La vejez se apodera agresivamente de todo lo que alguna vez fueron sus vidas. Veo como han perdido todo lo que alguna vez he querido acumular, desde cosas materiales hasta lo que pensé que nadie me podría quitar, los recuerdos y experiencias de viajes, pero ni siquiera eso nos dejará conservar la vejez. Entre todas las cosas que pasan por mi cabeza pienso en lo tonto que fui al pensar que lo comido, lo viajado y lo vivido no nos lo quita nadie, como si se pudiera ignorar a ese ladrón profesional de la vejez.

Mis abuelitas ya no pueden casi andar y necesitan de caminadores tal y como cuando tenemos un año y usamos herramientas para aprender a dar nuestros primeros pasos, ellas se ayudan para dar sus últimos. Una de ellas usa silla de ruedas y toca llevarla tal y como me llevaban mis papás en un coche de niños.
En muchas ocasiones, sobre todo cuando les han dado la droga psiquiátrica es difícil para ellas pronunciar palabra, se les escuchan balbuceos y hay que ayudarles a comer, una comida liviana y sencilla que sus cansados estómagos puedan digerir. Un día ya no podrán moverse de sus camas, y tendrán que llorar para pedir lo que les haga falta, esperar un cambio de pañal que ya han comenzado a usar desde hace algunos meses, viviendo con la profunda necesidad de un abrazo, con tantas ansias de cariño como las de un niño pequeño.
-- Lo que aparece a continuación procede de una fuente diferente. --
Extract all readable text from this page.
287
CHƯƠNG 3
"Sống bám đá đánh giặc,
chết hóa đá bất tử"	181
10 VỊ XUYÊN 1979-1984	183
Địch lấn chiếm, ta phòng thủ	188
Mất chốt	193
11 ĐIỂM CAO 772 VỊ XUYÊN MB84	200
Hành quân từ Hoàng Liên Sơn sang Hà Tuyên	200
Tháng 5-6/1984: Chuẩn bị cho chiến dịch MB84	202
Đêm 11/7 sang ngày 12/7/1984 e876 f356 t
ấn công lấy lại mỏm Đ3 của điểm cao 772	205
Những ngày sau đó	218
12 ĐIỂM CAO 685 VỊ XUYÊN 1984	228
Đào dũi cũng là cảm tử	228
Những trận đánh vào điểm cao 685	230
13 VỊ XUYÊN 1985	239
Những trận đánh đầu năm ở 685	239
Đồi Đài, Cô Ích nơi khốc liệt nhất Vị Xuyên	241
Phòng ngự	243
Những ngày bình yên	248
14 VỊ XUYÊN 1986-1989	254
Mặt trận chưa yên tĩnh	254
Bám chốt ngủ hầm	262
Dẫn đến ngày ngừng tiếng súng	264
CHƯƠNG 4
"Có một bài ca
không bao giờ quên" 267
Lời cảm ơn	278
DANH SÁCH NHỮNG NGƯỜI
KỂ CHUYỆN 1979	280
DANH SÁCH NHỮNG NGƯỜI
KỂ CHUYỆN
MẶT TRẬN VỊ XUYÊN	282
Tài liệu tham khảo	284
Todo parece una película en “Rewind” hasta que llegamos al momento del nacimiento, que vendrá siendo la muerte. Observando esa involución me pregunto si debemos estar tristes el día en que se vayan y trato de encontrar el resultado de una ecuación inexacta, si mi familia no estaba triste antes de que yo naciera, tampoco deberían estar tristes si yo muriera, pero las cosas nunca son tan sencillas.